Liberal arts dean, distinguished professor make leadership gifts

October 14, 2013

Susan Welch, dean of the College of the Liberal Arts, and Alan Booth, distinguished professor of sociology, human development, and demography, have made new leadership gifts to Penn State to support outstanding graduate students, faculty, and staff in the college.

Over the past two decades, Welch and Booth established endowments to support current research and professional development activities for graduate students in the liberal arts and for graduate and undergraduate students in sociology. During the University’s current capital campaign, For the Future: The Campaign for Penn State Students, Welch and Booth have donated in excess of $500,000 in current and deferred gifts.

“Susan and Alan have uplifted the excellence of the college and the University through their own research and teaching, but in addition, they have been steadfast supporters of undergraduate students, graduate students, and faculty,” said Penn State President Rodney Erickson. “Penn State could not have become a world-class university without the generosity and dedication of extraordinary people like Susan and Alan.”

Booth will create a graduate student research fund in sociology through an estate commitment, which will fund the purchases of new technology or software, research travel, and support for graduate students. Welch will expand a graduate fund named in honor of her parents, which recognizes academic excellence by graduate students throughout the College of the Liberal Arts.

Through a multi-year commitment, Welch also is endowing a new staff recognition award, in honor of Ron Filippelli, retired associate dean and professor of labor studies and employment relations. The Filippelli Award will support a full-time member of the Liberal Arts staff who is pursuing a degree at Penn State. In addition, Welch is creating a new endowment to honor outstanding research in the social sciences by the faculty in the College of the Liberal Arts. This award will be named for Ray Lombra, special adviser to the dean and professor of economics. Lombra served the College of the Liberal Arts as associate dean for more than 18 years.
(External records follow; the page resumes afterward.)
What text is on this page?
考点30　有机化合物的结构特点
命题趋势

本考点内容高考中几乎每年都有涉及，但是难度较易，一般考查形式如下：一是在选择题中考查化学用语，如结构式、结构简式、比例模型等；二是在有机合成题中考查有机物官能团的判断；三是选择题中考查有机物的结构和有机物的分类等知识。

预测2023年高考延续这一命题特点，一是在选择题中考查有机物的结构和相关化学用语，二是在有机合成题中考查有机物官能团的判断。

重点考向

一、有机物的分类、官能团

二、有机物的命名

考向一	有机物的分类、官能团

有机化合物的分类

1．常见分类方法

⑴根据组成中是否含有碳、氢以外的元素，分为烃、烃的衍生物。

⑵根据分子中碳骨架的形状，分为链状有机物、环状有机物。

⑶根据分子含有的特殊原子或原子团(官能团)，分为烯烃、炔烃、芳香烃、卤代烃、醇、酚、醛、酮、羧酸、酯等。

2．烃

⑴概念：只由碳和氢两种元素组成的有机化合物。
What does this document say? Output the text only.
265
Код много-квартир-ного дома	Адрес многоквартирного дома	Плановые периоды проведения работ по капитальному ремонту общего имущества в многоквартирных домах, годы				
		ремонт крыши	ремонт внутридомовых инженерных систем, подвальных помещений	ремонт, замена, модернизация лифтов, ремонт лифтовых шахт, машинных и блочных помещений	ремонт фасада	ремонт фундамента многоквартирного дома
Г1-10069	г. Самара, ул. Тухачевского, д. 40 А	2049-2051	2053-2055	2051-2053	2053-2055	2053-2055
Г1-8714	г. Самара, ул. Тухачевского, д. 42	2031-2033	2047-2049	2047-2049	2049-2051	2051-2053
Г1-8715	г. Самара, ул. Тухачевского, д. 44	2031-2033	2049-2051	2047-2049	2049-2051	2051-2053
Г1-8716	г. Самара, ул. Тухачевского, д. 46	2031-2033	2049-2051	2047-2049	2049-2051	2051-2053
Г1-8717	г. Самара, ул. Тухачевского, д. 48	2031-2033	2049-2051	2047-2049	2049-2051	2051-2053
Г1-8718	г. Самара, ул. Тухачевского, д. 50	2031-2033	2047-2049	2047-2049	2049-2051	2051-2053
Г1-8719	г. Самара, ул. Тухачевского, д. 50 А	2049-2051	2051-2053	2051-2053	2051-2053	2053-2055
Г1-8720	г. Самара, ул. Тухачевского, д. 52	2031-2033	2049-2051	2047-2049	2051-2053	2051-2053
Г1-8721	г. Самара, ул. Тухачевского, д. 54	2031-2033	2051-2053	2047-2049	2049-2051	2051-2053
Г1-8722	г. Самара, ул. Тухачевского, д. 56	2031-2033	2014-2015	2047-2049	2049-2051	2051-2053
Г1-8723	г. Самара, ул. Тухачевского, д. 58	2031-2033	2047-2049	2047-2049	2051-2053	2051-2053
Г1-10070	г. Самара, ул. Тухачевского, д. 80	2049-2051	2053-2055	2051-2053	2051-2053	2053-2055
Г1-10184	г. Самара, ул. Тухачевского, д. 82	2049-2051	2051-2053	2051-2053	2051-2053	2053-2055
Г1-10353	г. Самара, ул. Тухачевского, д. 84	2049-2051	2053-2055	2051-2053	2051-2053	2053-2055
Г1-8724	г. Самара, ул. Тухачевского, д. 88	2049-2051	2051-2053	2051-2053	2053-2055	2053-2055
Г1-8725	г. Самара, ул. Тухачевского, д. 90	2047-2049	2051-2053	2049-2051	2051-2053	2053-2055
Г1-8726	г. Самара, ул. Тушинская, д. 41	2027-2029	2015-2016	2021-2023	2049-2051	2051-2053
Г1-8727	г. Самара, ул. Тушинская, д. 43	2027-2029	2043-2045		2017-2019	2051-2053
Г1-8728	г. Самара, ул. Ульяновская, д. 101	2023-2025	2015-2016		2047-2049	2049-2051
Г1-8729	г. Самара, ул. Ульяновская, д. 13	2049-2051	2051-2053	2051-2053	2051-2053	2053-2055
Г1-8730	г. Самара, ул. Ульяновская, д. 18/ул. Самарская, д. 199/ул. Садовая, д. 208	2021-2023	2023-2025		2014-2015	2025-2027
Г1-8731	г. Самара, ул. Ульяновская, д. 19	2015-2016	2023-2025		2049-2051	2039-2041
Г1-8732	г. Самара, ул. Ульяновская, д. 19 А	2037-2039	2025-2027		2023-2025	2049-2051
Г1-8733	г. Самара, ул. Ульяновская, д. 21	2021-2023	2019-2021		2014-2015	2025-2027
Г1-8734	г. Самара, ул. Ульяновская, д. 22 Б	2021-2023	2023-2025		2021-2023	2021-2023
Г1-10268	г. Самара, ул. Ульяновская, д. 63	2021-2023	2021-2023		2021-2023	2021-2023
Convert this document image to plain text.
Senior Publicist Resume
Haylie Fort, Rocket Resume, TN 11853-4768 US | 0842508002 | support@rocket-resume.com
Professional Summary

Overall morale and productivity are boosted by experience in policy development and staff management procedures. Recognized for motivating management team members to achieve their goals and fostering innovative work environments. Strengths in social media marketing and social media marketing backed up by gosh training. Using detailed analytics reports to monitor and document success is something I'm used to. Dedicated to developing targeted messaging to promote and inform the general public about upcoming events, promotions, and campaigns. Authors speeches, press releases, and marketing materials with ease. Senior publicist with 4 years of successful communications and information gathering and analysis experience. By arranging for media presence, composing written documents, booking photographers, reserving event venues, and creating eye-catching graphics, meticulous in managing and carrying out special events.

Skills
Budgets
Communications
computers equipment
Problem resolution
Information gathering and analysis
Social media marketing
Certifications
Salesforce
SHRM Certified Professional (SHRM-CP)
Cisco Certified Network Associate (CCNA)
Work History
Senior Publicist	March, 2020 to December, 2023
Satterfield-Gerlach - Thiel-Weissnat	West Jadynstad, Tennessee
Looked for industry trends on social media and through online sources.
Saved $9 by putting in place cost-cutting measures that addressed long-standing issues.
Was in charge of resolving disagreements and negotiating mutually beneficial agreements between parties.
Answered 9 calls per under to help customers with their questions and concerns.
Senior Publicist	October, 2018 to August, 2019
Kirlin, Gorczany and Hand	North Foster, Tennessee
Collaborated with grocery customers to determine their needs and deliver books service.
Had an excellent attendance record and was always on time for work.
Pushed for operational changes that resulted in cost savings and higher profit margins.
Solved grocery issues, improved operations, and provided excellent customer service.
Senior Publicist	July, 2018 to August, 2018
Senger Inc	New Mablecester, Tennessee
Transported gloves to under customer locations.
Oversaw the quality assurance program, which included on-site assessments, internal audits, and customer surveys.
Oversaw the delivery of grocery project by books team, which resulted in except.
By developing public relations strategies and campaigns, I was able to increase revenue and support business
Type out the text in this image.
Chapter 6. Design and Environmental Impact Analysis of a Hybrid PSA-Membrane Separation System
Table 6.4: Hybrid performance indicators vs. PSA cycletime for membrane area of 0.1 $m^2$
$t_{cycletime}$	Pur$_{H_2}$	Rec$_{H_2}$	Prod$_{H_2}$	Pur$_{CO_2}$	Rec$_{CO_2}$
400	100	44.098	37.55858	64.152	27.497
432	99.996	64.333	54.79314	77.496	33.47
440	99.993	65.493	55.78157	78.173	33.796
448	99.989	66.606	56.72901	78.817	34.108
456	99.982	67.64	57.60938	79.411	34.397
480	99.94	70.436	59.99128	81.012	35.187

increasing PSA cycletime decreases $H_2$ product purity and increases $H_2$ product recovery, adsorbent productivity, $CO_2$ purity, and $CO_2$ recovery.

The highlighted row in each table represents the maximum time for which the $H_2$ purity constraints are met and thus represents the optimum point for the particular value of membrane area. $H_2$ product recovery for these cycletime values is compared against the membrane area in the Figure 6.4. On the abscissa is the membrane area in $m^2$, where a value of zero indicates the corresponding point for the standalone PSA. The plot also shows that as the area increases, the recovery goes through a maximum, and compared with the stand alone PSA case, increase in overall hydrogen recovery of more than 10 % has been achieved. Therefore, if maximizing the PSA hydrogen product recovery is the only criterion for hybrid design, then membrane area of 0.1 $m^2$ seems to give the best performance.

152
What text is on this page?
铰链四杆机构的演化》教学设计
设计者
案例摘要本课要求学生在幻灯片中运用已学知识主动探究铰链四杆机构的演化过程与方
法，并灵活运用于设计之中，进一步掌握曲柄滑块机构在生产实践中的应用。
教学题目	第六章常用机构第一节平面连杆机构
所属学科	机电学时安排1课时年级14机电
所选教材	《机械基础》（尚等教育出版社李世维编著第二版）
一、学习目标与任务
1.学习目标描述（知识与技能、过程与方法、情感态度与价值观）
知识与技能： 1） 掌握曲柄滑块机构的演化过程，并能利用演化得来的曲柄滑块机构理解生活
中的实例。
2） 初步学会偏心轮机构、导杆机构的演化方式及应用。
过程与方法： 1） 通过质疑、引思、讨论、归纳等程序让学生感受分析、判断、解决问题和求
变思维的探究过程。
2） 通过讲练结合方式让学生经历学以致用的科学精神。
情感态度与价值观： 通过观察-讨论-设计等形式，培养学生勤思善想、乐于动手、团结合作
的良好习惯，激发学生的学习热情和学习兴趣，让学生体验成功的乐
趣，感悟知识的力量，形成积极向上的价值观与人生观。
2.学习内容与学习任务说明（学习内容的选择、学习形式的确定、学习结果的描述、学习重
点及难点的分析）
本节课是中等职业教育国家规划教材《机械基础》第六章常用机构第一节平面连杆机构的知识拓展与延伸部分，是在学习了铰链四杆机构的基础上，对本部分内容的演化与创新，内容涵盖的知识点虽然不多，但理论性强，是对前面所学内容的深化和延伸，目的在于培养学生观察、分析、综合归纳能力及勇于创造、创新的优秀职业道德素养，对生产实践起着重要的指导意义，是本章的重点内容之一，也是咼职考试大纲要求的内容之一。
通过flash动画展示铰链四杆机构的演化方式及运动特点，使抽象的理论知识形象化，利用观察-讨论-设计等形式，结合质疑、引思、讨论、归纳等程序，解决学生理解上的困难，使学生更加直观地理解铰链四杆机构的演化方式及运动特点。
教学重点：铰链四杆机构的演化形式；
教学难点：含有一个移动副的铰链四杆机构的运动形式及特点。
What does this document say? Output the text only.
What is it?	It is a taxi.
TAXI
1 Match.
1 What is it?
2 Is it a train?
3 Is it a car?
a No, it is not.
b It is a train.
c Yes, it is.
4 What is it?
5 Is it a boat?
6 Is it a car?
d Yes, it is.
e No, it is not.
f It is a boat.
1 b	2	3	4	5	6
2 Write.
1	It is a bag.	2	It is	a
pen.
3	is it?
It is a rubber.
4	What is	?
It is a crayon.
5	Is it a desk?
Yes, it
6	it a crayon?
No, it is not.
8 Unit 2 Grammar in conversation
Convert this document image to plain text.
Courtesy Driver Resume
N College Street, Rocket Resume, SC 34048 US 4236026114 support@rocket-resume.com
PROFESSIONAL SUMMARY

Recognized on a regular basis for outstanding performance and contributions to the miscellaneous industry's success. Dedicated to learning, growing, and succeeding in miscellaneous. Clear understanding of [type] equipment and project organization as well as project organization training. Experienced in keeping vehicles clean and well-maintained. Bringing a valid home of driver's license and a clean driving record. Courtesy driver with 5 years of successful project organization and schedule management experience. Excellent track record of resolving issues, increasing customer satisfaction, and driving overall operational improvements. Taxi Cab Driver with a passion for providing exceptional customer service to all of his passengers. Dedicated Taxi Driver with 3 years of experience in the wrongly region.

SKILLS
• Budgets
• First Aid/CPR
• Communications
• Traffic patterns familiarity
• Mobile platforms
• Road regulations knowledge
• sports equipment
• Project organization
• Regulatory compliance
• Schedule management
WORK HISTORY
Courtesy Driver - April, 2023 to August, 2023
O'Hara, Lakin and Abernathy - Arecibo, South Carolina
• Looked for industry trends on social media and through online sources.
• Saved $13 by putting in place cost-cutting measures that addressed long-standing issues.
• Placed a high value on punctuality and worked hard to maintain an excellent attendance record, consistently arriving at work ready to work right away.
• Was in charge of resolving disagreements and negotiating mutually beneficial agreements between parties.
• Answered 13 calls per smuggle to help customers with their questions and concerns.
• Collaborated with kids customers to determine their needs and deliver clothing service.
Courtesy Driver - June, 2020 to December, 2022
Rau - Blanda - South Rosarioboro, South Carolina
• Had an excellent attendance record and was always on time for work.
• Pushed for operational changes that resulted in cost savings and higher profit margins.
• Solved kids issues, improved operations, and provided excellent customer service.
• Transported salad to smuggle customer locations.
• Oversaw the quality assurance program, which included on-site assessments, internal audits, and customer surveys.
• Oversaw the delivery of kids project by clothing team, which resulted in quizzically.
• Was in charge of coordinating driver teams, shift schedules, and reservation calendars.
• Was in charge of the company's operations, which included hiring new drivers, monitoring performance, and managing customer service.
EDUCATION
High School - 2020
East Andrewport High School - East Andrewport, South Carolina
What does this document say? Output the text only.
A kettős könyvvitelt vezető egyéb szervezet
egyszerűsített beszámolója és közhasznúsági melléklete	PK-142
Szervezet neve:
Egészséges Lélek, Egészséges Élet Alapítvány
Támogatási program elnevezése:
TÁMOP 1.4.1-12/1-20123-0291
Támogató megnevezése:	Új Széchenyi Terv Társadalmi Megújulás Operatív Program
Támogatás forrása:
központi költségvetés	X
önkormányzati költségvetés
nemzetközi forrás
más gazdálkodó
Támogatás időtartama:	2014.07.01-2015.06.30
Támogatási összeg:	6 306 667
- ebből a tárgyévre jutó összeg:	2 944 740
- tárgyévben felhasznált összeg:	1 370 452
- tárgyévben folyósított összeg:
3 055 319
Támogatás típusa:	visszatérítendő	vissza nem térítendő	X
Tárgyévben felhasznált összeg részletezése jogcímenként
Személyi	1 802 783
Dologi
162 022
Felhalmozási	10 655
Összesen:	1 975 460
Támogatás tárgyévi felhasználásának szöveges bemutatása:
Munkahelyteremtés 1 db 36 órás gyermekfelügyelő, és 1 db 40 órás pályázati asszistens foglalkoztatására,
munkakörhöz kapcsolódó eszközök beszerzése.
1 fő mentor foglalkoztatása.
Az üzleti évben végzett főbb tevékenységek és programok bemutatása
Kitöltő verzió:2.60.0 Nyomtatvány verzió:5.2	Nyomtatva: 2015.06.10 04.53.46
"We came to Penn State in 1991 because of the fantastic people already here and the legacy of the faculty who came before," Welch said. "Liberal Arts was a good college at a good university then, but there was a demand to make them even better. Twenty-two years later, we’ve come a long way and with the help of our alumni and friends, we built a world-class college in a world-class university. It’s been our honor to work with so many outstanding faculty, staff, alumni and students."

Welch arrived at Penn State in 1991 from the University of Nebraska with the charge to lead the College of the Liberal Arts to national excellence and leadership. For more than two decades, she has worked closely with University administrators, academic heads and senior faculty to develop and implement effective strategic plans and focus key resources on programs with great potential. As a result, many of the college’s core programs have risen to the top 10 in their fields. 

Booth is distinguished professor of sociology, human development, and demography at Penn State and senior scientist in the Population Research Institute. He is one of the national leaders in the study of marriage, divorce, and the impact of both on children. He has had an illustrious and productive academic career, having authored more than 130 articles and four books, and edited 22 books. His doctoral graduates have gone on to successful careers at many universities.

Booth served as editor of the Journal of Marriage and the Family from 1986 to 1991. He was president of the Midwest Sociological Society in 1990, chair of the American Sociological Association Family Section in 1991, chair of the National Council on Family Relations Research and Theory Section from 1996 to1997 and recipient of the American Sociological Association Family Section Distinguished Career Award in 2002. He has served on the editorial boards of several leading sociological journals.

Both gifts by Welch and Booth will help the College of the Liberal Arts reach its goals in For the Future: The Campaign for Penn State Students. This effort is directed toward a shared vision of Penn State as the most comprehensive, student-centered research university in America. The University is engaging Penn State’s alumni and friends as partners in achieving six key objectives: ensuring student access and opportunity, enhancing honors education, enriching the student experience, building faculty strength and capacity, fostering discovery and creativity, and sustaining the University’s tradition of quality. The campaign’s top priority is keeping a Penn State degree affordable for students and families. The For the Future campaign is the most ambitious effort of its kind in Penn State’s history, with the goal of securing $2 billion by 2014.

  • Alan Booth and Susan Welch

    Alan Booth, distinguished professor of sociology, human development, and demography, and Susan Welch, dean, both in the College of the Liberal Arts.